Except there is a constitutional debarment that he has twice taken the presidential oath (first was his elevation from acting president to president in May 2010, and the second as president on May 29, 2011). But if he indeed agreed to a one-term, then he is morally, not legally, bound to keep his word as a gentleman, which his admirers claim he is. But again, how many Nigerian politician can be trusted as gentlemen to ever keep their words?
Who would willingly give up power? An office as powerful as the president of Nigeria? Even among those asking him to honour a one-term pact, how many of them, were they in President Jonathan’s shoes, would keep their promise of a single-term? The president is no different from the typical Nigerian politician. They use and dump. Isn’t that their usual trademark?
The point I am making is clear and straightforward: morality is dead in Nigerian politics. Politicians here generally think nothing other than how to grab power for the sake of power. Except for a few leaders, who are giving their heart and soul to politics of service, crass opportunism and materialism drive politics here. When service begins to matter, morality will start to count.
Those who seek to truly serve will not kill themselves to get power; they will not tell barefaced lies or make promises they know they have no intention of keeping. Service to the people will truly be the fulcrum of every administration. Back to the issue at hand. The convincing way for the opposition, both within and outside the PDP, to check Jonathan’s planned re-election is to offer credible alternatives to what obtains now; how they intend to run the country better; what difference they seek to make. Let them sell their programmes like the aggressive salesman.
Majority of Nigerians are agreed this is not where they should be as a nation, this is not the best they deserve under an administration they gave their votes in 2011. What they are yet to be fully convinced about is if those screaming blue murder at the country’s apparent mismanagement of our common wealth will be truly different from the greedy and rapacious leadership we have right now. That is the major challenge before the opposition, if they must face the hard facts.




This is the major reason I respect former president Nelson Mandela of the Giant of Africa, [South Africa] and no one else among the so called leaders across this dark continent. When will nigeria have a Mandela ? obasanjo came and messed up. gridlock jonathan is right now messing up yet we say nigeria will be better.
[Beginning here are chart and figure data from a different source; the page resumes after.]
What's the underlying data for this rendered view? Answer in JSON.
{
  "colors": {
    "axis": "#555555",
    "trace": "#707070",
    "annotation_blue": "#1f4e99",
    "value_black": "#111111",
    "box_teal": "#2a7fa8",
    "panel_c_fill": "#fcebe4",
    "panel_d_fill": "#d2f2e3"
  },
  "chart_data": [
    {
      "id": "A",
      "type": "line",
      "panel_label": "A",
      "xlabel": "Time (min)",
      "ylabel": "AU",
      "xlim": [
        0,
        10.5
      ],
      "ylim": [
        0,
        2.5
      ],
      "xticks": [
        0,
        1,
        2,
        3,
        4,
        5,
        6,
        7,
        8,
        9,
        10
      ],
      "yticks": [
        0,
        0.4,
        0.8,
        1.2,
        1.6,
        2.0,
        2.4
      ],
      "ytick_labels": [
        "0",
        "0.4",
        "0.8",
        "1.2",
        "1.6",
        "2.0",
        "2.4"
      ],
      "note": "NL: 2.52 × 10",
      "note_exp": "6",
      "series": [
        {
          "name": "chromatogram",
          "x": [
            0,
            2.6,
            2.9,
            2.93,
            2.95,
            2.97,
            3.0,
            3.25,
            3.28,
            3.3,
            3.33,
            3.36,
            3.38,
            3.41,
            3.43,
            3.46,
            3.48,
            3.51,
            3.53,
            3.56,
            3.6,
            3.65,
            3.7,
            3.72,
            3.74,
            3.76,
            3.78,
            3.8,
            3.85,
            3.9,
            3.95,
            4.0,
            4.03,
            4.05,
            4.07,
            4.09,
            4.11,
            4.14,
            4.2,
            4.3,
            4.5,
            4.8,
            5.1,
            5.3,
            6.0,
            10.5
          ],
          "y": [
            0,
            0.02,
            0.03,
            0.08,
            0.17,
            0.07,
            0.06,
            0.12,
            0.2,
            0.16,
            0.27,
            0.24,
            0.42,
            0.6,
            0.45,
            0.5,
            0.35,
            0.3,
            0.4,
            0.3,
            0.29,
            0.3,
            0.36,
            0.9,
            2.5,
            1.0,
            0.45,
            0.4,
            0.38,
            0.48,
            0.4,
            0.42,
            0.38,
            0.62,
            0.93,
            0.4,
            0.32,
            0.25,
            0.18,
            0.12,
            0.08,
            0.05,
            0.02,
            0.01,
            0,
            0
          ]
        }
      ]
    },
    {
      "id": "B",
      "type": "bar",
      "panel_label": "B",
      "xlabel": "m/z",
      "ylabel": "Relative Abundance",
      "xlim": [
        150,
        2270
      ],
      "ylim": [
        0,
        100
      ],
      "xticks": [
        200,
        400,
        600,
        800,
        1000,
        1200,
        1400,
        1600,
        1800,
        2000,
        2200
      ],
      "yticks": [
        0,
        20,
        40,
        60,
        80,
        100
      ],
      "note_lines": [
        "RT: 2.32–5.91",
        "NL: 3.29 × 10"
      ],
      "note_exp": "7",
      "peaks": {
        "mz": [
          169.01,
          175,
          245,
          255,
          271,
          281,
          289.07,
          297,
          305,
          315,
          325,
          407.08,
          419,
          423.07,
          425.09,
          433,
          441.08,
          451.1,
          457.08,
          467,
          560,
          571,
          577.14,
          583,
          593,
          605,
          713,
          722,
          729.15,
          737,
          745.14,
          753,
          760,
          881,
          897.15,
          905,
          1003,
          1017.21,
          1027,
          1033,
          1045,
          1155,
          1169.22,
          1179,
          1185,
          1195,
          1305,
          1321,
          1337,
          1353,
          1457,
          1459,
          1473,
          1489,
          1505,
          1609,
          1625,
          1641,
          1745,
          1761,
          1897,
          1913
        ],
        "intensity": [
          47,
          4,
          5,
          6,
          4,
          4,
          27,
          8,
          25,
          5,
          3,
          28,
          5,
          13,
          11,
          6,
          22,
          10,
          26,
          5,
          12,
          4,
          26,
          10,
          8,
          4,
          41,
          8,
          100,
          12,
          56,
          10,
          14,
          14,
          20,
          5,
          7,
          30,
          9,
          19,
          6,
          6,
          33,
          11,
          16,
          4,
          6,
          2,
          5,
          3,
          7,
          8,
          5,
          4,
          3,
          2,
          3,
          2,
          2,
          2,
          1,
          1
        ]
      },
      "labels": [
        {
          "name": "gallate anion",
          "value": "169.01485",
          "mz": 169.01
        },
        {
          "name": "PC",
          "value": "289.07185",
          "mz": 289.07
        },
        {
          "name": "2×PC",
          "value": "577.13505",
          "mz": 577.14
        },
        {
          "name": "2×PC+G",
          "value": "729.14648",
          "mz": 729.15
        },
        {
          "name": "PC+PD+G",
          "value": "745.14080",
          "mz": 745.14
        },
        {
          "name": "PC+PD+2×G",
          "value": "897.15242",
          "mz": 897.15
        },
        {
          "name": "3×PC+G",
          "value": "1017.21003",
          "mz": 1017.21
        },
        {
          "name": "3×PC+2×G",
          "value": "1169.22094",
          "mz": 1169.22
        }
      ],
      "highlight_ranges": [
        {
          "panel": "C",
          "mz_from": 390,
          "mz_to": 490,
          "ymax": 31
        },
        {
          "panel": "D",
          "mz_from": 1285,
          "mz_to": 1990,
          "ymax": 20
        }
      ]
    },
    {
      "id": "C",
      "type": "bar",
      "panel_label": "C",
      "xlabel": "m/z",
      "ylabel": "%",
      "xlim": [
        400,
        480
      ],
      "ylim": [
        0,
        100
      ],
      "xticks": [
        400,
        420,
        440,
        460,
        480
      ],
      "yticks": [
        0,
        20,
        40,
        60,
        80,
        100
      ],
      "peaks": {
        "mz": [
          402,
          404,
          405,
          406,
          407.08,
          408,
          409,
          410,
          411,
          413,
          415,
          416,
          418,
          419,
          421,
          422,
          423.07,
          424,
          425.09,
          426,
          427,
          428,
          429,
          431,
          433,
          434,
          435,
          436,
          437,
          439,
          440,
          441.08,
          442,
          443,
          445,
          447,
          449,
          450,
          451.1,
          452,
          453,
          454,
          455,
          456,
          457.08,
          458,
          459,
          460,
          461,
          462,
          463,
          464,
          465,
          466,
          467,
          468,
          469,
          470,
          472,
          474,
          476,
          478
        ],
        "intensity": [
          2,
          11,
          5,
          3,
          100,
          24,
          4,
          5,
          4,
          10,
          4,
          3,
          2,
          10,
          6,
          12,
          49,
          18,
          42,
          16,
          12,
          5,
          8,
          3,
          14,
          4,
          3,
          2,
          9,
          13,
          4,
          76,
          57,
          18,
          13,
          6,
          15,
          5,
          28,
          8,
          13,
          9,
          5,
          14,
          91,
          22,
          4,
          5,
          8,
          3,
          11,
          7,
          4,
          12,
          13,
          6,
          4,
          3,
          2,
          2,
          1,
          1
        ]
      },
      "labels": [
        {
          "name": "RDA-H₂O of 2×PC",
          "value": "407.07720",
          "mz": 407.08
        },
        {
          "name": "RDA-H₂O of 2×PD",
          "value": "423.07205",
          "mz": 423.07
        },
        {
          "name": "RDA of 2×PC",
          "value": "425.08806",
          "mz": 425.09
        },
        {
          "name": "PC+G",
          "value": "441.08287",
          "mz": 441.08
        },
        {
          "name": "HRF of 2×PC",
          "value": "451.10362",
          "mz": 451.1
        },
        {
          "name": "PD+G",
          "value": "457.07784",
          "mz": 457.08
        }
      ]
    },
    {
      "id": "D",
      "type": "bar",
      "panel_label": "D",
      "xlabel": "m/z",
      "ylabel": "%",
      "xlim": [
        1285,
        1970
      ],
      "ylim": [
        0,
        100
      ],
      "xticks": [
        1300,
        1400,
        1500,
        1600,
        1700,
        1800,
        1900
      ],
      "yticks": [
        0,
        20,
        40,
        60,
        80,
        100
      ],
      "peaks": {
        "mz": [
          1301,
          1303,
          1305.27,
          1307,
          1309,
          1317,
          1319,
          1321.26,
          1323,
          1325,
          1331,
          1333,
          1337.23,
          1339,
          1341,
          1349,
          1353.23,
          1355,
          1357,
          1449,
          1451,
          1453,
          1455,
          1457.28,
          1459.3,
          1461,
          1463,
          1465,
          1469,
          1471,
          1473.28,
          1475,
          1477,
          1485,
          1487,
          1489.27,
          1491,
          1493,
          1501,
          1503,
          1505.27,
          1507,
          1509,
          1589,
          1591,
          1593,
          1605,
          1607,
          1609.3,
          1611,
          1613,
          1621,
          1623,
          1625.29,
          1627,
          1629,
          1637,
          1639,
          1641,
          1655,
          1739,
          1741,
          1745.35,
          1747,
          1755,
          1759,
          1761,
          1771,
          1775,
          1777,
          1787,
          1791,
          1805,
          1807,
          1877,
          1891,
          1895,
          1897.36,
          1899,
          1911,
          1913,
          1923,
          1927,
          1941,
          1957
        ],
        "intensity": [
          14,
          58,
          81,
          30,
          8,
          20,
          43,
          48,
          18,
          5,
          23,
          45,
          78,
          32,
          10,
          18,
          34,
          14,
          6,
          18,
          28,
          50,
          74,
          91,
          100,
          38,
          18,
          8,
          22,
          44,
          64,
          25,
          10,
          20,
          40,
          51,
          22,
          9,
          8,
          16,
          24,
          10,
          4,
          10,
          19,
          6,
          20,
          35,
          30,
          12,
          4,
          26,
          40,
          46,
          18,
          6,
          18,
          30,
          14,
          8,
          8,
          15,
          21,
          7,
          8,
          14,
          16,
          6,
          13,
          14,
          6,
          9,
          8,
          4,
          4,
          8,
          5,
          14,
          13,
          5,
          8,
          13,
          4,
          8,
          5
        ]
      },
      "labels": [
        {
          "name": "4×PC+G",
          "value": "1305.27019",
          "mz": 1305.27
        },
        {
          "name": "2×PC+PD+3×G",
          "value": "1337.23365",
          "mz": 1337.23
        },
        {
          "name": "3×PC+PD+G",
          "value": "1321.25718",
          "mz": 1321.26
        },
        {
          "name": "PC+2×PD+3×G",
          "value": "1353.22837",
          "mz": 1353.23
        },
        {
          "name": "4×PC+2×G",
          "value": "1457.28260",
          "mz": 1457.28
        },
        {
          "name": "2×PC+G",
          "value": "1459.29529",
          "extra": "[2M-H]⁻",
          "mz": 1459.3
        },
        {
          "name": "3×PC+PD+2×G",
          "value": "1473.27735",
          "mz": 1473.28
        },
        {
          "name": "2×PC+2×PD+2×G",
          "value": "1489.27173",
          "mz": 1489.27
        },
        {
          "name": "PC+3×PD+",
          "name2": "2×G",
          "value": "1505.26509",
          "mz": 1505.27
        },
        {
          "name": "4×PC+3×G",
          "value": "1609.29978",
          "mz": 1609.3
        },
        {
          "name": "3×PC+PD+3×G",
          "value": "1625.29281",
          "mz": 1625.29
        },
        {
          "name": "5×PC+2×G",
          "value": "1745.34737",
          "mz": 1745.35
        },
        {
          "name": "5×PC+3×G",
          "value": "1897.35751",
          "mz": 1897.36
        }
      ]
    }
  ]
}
Well, I am just watching from my safe haven how all these
play out.
I dey laugh
The issue of Jonathan administration will definitely bring a change to our political system in Nigeria, let the opposition put their house together and present a candidate with integrity, visionary leader, and somebody that really have the love of this country at heart couple with the prone people’s programme, let me reassure my immediate constituency, PDP would be buried come 2015.
They talk better than they know.but den pdp was stupid 2 hv reached an agreement wth president jonathan wth out puttin it down
“Service to the people will truly be the fulcrum of every administration.” That is exactly what we are praying for.